President Barack Obama apparently failed to change any minds on Syria when the leaders attending the G-20 summit in St. Petersburg, Russia, met for a working dinner Thursday night. Instead, according to Italian Prime Minister Enrico Letta, the divisions over Syria “were confirmed” at the dinner.
One of the problems facing the Obama team is that there remains widespread skepticism about the veracity of U.S. intelligence claims. Even as lab results from Britain's Porton Down laboratory seem to confirm that sarin gas was used in the attack on three Damascus suburbs on Aug. 21, Russia, along with some other countries, continues to insist that chemical weapons might have been used by the Syrian opposition. So far, the president has not been able to convince Russian President Vladimir Putin or other skeptics that there is solid proof to back up U.S. assertions, in part because Obama did not present his fellow world leaders with clear and convincing evidence, such as satellite imagery or transcripts of intercepted communications. While members of Congress have received more classified briefings, Secretary of State John Kerry has argued that what has been released publicly, and what serves as the basis of the American case at the G-20, is “unprecedented” and “sufficient” to support the U.S. claims.

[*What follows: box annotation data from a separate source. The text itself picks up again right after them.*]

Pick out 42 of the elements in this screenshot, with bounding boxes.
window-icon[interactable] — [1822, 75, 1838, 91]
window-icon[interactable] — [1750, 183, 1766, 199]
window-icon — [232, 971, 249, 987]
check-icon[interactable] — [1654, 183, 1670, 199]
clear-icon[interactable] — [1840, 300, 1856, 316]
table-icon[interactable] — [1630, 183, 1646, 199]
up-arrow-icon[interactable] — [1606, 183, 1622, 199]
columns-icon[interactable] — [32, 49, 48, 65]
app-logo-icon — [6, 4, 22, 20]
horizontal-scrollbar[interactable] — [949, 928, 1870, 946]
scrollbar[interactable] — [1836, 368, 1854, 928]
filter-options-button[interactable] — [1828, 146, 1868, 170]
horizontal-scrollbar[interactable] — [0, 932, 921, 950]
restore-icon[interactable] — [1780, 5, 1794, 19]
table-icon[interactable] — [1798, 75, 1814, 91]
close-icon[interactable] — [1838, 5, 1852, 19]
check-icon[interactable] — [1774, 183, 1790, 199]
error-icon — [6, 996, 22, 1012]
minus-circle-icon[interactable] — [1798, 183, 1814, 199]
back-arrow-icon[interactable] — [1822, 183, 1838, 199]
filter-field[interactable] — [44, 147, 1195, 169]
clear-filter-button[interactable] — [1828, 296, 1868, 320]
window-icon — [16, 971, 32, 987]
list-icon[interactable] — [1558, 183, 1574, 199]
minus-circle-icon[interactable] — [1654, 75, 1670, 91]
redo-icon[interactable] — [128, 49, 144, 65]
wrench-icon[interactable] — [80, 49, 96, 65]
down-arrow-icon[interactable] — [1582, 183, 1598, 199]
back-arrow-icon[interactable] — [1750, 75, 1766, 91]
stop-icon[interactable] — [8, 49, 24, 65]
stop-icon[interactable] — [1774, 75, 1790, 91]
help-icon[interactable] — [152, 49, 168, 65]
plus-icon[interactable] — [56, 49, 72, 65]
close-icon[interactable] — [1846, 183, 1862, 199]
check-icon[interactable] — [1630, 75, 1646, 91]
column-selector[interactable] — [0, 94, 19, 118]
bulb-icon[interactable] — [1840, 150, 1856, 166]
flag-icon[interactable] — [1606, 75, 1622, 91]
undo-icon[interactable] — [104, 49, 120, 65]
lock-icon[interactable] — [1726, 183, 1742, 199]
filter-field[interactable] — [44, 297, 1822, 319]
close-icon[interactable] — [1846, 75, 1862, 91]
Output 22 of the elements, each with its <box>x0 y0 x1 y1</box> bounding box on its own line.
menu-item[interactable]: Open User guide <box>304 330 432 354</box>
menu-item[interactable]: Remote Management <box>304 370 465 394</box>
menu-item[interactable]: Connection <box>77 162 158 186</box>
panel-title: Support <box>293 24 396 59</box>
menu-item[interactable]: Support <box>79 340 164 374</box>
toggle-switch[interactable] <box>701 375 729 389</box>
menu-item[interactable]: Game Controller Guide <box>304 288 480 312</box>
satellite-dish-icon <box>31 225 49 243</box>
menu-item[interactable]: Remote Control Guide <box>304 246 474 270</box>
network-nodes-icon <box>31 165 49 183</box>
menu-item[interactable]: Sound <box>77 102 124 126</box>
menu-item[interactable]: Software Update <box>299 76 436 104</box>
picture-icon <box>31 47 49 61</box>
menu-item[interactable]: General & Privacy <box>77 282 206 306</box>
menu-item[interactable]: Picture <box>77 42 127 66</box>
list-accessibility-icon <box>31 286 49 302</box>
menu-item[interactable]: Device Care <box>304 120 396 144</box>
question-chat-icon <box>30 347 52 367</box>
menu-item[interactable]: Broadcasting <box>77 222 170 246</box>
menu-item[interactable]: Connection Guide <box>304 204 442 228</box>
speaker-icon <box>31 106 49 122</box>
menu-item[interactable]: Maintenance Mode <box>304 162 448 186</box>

The problem is that the Obama administration is reaping the legacy sown by the speech delivered by then-Secretary of State Colin Powell to the United Nations Security Council in February 2003. Powell told the council that while he could not reveal everything the U.S. knew, he would share "an accumulation of facts and disturbing patterns of behavior" that would prove that "Saddam Hussein and his regime are concealing their efforts to produce more weapons of mass destruction." Powell presented a mix of audio intercepts and other intelligence snippets to present a prima facie case, one that later turned out to be highly inaccurate. Other U.S. promises—about a swift campaign followed by rapid and cost-effective reconstruction of a post-Saddam Iraq into a secular, prosperous democracy, with little or no destabilization of the Middle East—also proved to be unfounded.